Have you ever heard the saying, “All that glitters isn’t gold.”? Apparently, that is also the case with remote or hybrid work schedules. There has been so much hype about fully remote work since the Pandemic. Reports are now being released that employees, especially those with children, feel more isolated than ever before. It seems that the loss of a “work family” does have an impact on mental health.

              Remote and hybrid work schedules provide flexibility that otherwise wouldn’t exist. For example, you can’t go to work in an office thirty minutes away while your six year old is at home with a fever. This is a huge perk of having flexibility, as you can manage the unexpected circumstances that pop up in your personal life. The downside of this arrangement is that you have less in-person interaction with people outside of your home. There is something about communicating in-person that is much more meaningful than a phone or video call. It can also break up the cycle of sleep-work-eat which can become so mundane.

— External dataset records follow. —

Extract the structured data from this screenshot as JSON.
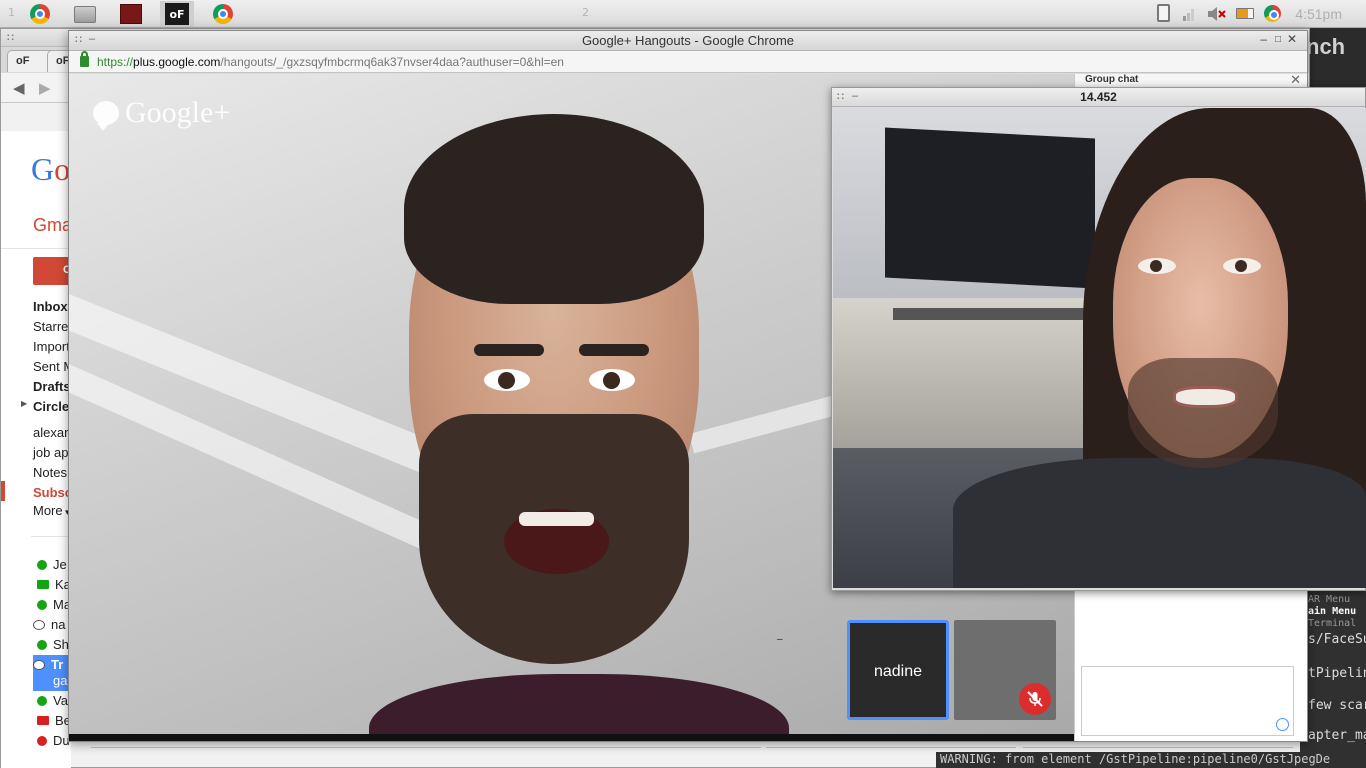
{
  "panel": {
    "workspaces": [
      "1",
      "2"
    ],
    "clock": "4:51pm",
    "launchers": [
      {
        "name": "chrome-icon"
      },
      {
        "name": "files-icon"
      },
      {
        "name": "presentation-icon"
      },
      {
        "name": "openframeworks-icon",
        "label": "oF"
      },
      {
        "name": "chrome-icon"
      }
    ],
    "tray": [
      "clipboard-icon",
      "signal-icon",
      "volume-muted-icon",
      "battery-icon",
      "chrome-icon"
    ]
  },
  "background_window": {
    "tabs": [
      "oF",
      "oF"
    ],
    "gmail": {
      "logo_parts": [
        "G",
        "o"
      ],
      "label": "Gma",
      "compose": "C",
      "folders": [
        "Inbox",
        "Starre",
        "Import",
        "Sent M",
        "Drafts",
        "Circle",
        "alexar",
        "job ap",
        "Notes",
        "Subsc",
        "More"
      ],
      "contacts": [
        "Je",
        "Ka",
        "Ma",
        "na",
        "Sh",
        "Tr",
        "ga",
        "Va",
        "Be",
        "Du"
      ]
    },
    "launch_text": "nch",
    "terminal": {
      "lines": [
        "AR Menu",
        "ain Menu",
        "Terminal",
        "s/FaceSu",
        "tPipelin",
        "few scar",
        "apter_ma"
      ],
      "bottom": "WARNING: from element /GstPipeline:pipeline0/GstJpegDe"
    }
  },
  "hangouts_window": {
    "title": "Google+ Hangouts - Google Chrome",
    "url": {
      "scheme": "https://",
      "host": "plus.google.com",
      "path": "/hangouts/_/gxzsqyfmbcrmq6ak37nvser4daa?authuser=0&hl=en"
    },
    "brand": "Google+",
    "chat_title": "Group chat",
    "participants": [
      {
        "name": "nadine",
        "selected": true
      },
      {
        "name": "",
        "muted": true
      }
    ]
  },
  "floating_window": {
    "title": "14.452"
  },
  "colors": {
    "gmail_red": "#d14836",
    "hangouts_blue": "#4d90fe",
    "mute_red": "#dd2c2c",
    "url_green": "#2e8b2e"
  }
}
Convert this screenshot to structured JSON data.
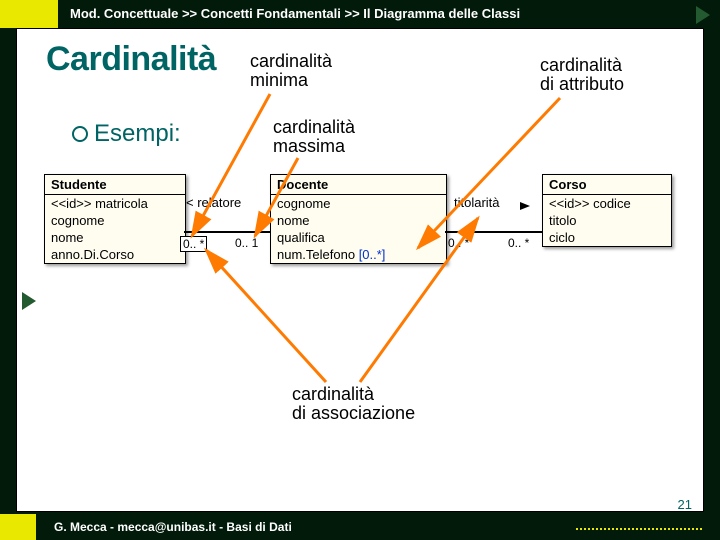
{
  "breadcrumb": "Mod. Concettuale >> Concetti Fondamentali >> Il Diagramma delle Classi",
  "title": "Cardinalità",
  "labels": {
    "min": "cardinalità\nminima",
    "max": "cardinalità\nmassima",
    "attr": "cardinalità\ndi attributo",
    "assoc": "cardinalità\ndi associazione"
  },
  "esempi": "Esempi:",
  "classes": {
    "studente": {
      "name": "Studente",
      "attrs": [
        "<<id>> matricola",
        "cognome",
        "nome",
        "anno.Di.Corso"
      ]
    },
    "docente": {
      "name": "Docente",
      "attrs": [
        "cognome",
        "nome",
        "qualifica"
      ],
      "lastAttr": "num.Telefono",
      "lastMult": "[0..*]"
    },
    "corso": {
      "name": "Corso",
      "attrs": [
        "<<id>> codice",
        "titolo",
        "ciclo"
      ]
    }
  },
  "assoc": {
    "relatore": "< relatore",
    "titolarita": "titolarità",
    "m_stu": "0.. *",
    "m_doc_l": "0.. 1",
    "m_doc_r": "0.. *",
    "m_cor": "0.. *"
  },
  "footer": "G. Mecca - mecca@unibas.it - Basi di Dati",
  "pagenum": "21"
}
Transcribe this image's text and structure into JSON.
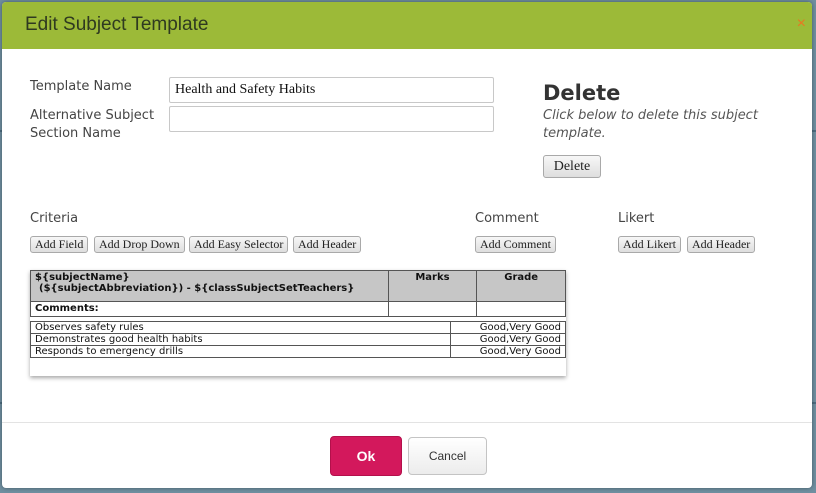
{
  "dialog": {
    "title": "Edit Subject Template",
    "close_icon": "close-icon",
    "close_glyph": "×"
  },
  "form": {
    "template_name_label": "Template Name",
    "template_name_value": "Health and Safety Habits",
    "alt_name_label": "Alternative Subject Section Name",
    "alt_name_value": ""
  },
  "delete_section": {
    "title": "Delete",
    "description": "Click below to delete this subject template.",
    "button_label": "Delete"
  },
  "criteria": {
    "label": "Criteria",
    "buttons": [
      "Add Field",
      "Add Drop Down",
      "Add Easy Selector",
      "Add Header"
    ]
  },
  "comment": {
    "label": "Comment",
    "buttons": [
      "Add Comment"
    ]
  },
  "likert": {
    "label": "Likert",
    "buttons": [
      "Add Likert",
      "Add Header"
    ]
  },
  "preview": {
    "subject_line1": "${subjectName}",
    "subject_line2": "(${subjectAbbreviation}) - ${classSubjectSetTeachers}",
    "marks_header": "Marks",
    "grade_header": "Grade",
    "comments_label": "Comments:",
    "rows": [
      {
        "criterion": "Observes safety rules",
        "value": "Good,Very Good"
      },
      {
        "criterion": "Demonstrates good health habits",
        "value": "Good,Very Good"
      },
      {
        "criterion": "Responds to emergency drills",
        "value": "Good,Very Good"
      }
    ]
  },
  "footer": {
    "ok_label": "Ok",
    "cancel_label": "Cancel"
  },
  "colors": {
    "header_bg": "#9cba38",
    "close_icon": "#e87722",
    "ok_button": "#d3185c",
    "table_header_bg": "#c6c6c6"
  }
}
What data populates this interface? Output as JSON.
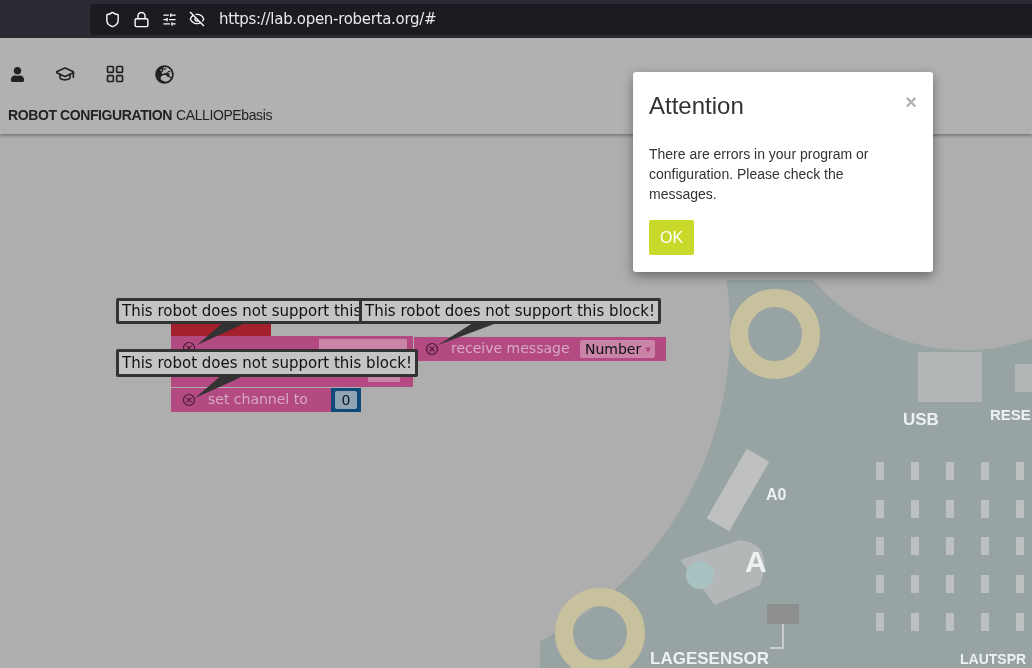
{
  "browser": {
    "url": "https://lab.open-roberta.org/#"
  },
  "header": {
    "title": "ROBOT CONFIGURATION",
    "robot": "CALLIOPEbasis"
  },
  "blocks": [
    {
      "kind": "event"
    },
    {
      "kind": "send"
    },
    {
      "kind": "channel",
      "label": "set channel to",
      "value": "0"
    },
    {
      "kind": "receive",
      "label": "receive message",
      "dropdown": "Number",
      "arrow": "▾"
    }
  ],
  "tooltips": [
    "This robot does not support this",
    "This robot does not support this block!",
    "This robot does not support this block!"
  ],
  "board": {
    "labels": [
      "USB",
      "RESE",
      "A0",
      "A",
      "LAGESENSOR",
      "LAUTSPR"
    ]
  },
  "dialog": {
    "title": "Attention",
    "close": "×",
    "message": "There are errors in your program or configuration. Please check the messages.",
    "button": "OK"
  }
}
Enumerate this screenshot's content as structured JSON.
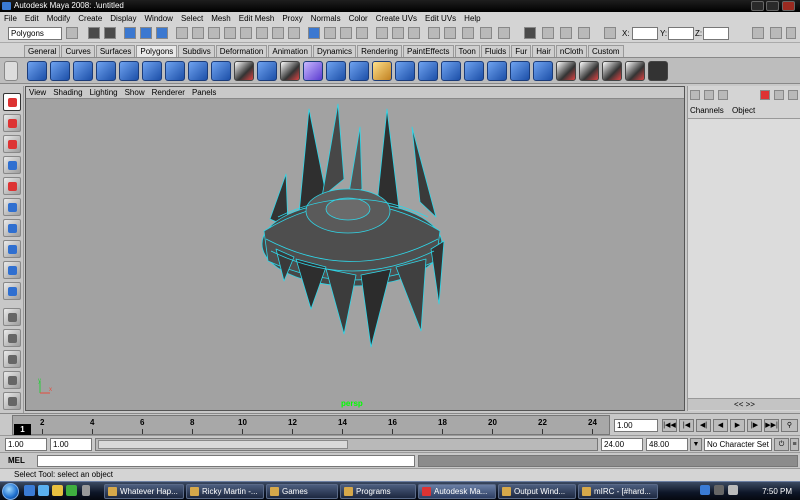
{
  "window": {
    "title": "Autodesk Maya 2008: .\\untitled",
    "controls": [
      "minimize-icon",
      "maximize-icon",
      "close-icon"
    ]
  },
  "menus": [
    "File",
    "Edit",
    "Modify",
    "Create",
    "Display",
    "Window",
    "Select",
    "Mesh",
    "Edit Mesh",
    "Proxy",
    "Normals",
    "Color",
    "Create UVs",
    "Edit UVs",
    "Help"
  ],
  "status_line": {
    "mode": "Polygons",
    "x_label": "X:",
    "y_label": "Y:",
    "z_label": "Z:"
  },
  "shelf_tabs": [
    "General",
    "Curves",
    "Surfaces",
    "Polygons",
    "Subdivs",
    "Deformation",
    "Animation",
    "Dynamics",
    "Rendering",
    "PaintEffects",
    "Toon",
    "Fluids",
    "Fur",
    "Hair",
    "nCloth",
    "Custom"
  ],
  "active_shelf": "Polygons",
  "viewport": {
    "menu": [
      "View",
      "Shading",
      "Lighting",
      "Show",
      "Renderer",
      "Panels"
    ],
    "camera": "persp",
    "axis_labels": {
      "x": "x",
      "y": "y"
    }
  },
  "channel_box": {
    "tabs": [
      "Channels",
      "Object"
    ],
    "scroll_arrows": "<< >>"
  },
  "time_slider": {
    "ticks": [
      "2",
      "4",
      "6",
      "8",
      "10",
      "12",
      "14",
      "16",
      "18",
      "20",
      "22",
      "24"
    ],
    "current_frame": "1",
    "current_time": "1.00"
  },
  "range": {
    "start_time": "1.00",
    "playback_start": "1.00",
    "playback_end": "24.00",
    "end_time": "48.00",
    "character_set": "No Character Set"
  },
  "command_line": {
    "label": "MEL"
  },
  "help_line": "Select Tool: select an object",
  "taskbar": {
    "tasks": [
      "Whatever Hap...",
      "Ricky Martin -...",
      "Games",
      "Programs",
      "Autodesk Ma...",
      "Output Wind...",
      "mIRC - [#hard..."
    ],
    "clock": "7:50 PM"
  },
  "colors": {
    "viewport_bg": "#a2a2a2",
    "wire": "#2fd6e8",
    "mesh": "#3a3a3a",
    "accent": "#3b78d0"
  }
}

A “work family” – or even just being out among people – can be very fulfilling!

              Another downside to remote and hybrid work is the inability to “step away” and fully check out. It is so much easier to check one last e-mail or quickly finish up a report when your desk and computer are so readily available. This can lead to an unhealthy habit of not separating work from your home life. We all need a break from work at the end of the day, and some employees simply aren’t getting that. These main issues are creating stress, anxiety, and loneliness among many employees. The bigger question is – how do we fix it? How can an employee give up the flexibility they need just because they need more human interaction? This is a question that most Employers should be trying to figure out, because it is going to affect more people over time. What are some creative ways you think Employers can engage their employees who miss in-person work?